The Guardian, 16 Jun 2017

URL: https://www.theguardian.com/global-development/2017/jun/16/lake-chad-crisis-one-meal-a-day-pictures
The extreme north of Cameroon is suffering a food shortage exacerbated by climate change and conflict with Boko Haram. Fighting has spread across the borders from Nigeria into the countries of the Lake Chad region creating a refugee and famine crisis. It was once a tourist destination, but now people fleeing violence are housed in unnamed camps where they are lucky to get a meal each day
An exhibition of Chris’s work is at St Martin in the Fields
by Chris de Bode/Panos Pictures/British Red Cross
Ramata Modou, 58, holds a photograph of herself. Ramata is community leader at an internal displacement camp for women and children in Mémé

When armed men entered Ramata’s village her husband suffered a heart attack and died. Her 17-year-old daughter was kidnapped, her three-month-old daughter strapped to her back.
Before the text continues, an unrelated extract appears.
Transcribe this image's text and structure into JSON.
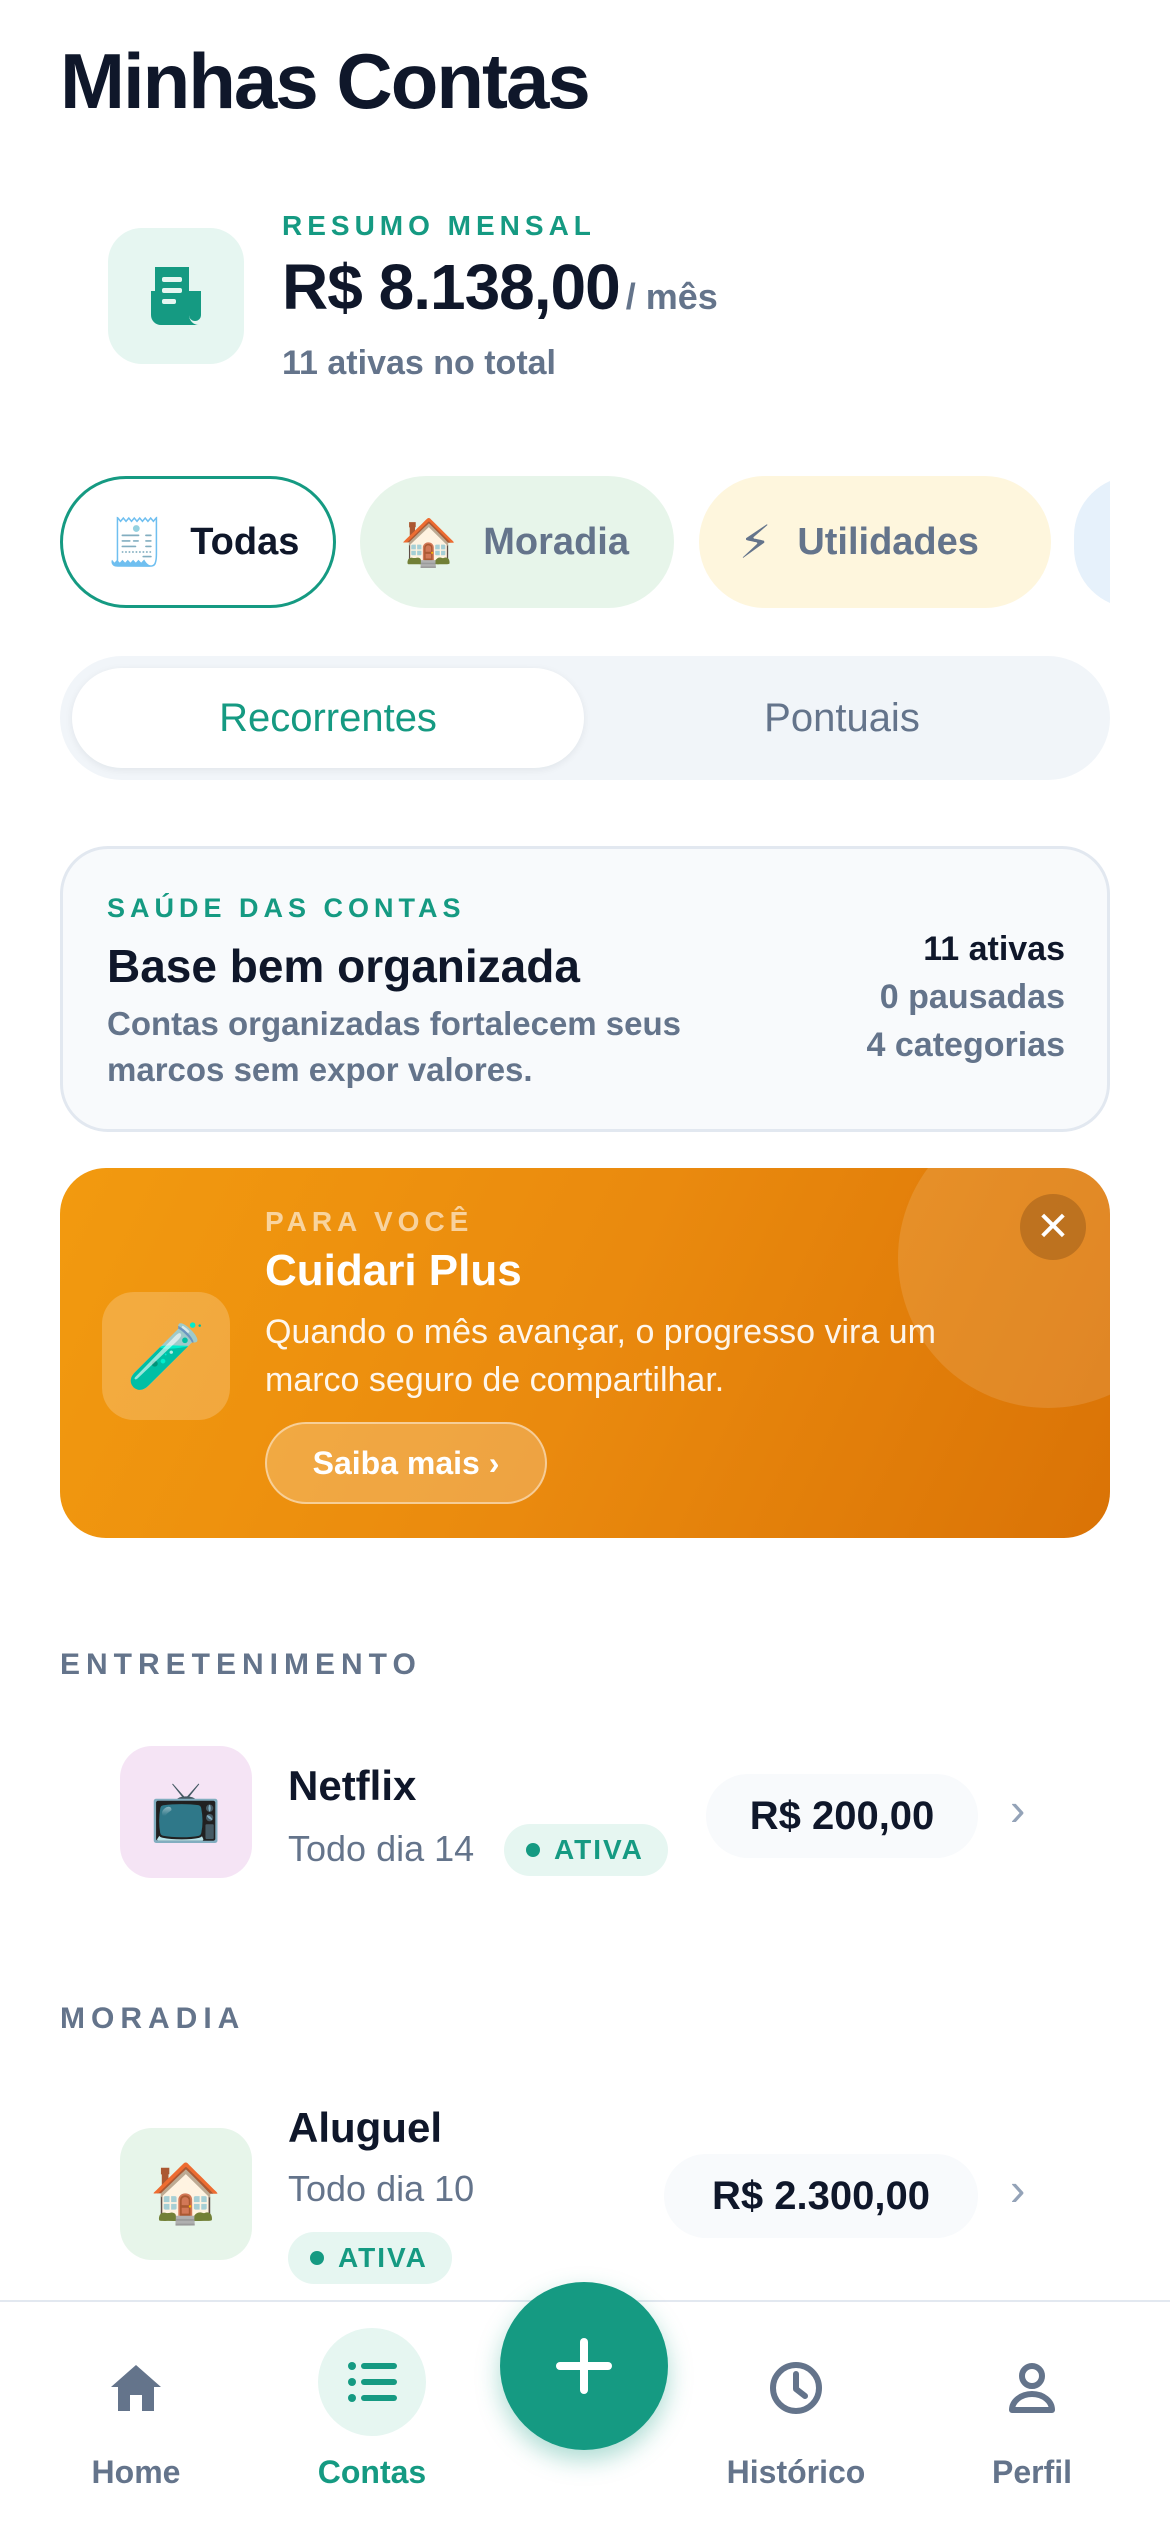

When she first fled to Mémé she slept under trees for two months with her six children.

She now lives in a camp for internally displaced women and children. All the women here have lost the men in their lives – husbands, fathers, brothers, sons – to the conflict. They built their own makeshift homes from sticks and thatch. There is a water pump but no sanitation.

Ramata holds her half-eaten lunch of ground red maize, white rice and crushed mango leaves. It is the only meal she and her children will eat today. The food was gathered by going house to house in the village to beg.

“Leaving my village was very difficult. We used to own cattle and sheep, but we had to leave all of those things behind. We had no choice, we had to leave. Even the roofs of the houses have now been stolen.”

People have fled violence in their village, often in the middle of night, leaving with nothing, sometimes not even their shoes. Those who arrive in Mémé are forced to rely on the kindness of new neighbours to provide clothes and food. Most families arrive with nothing, and even a battered spoon is a gift to be treasured.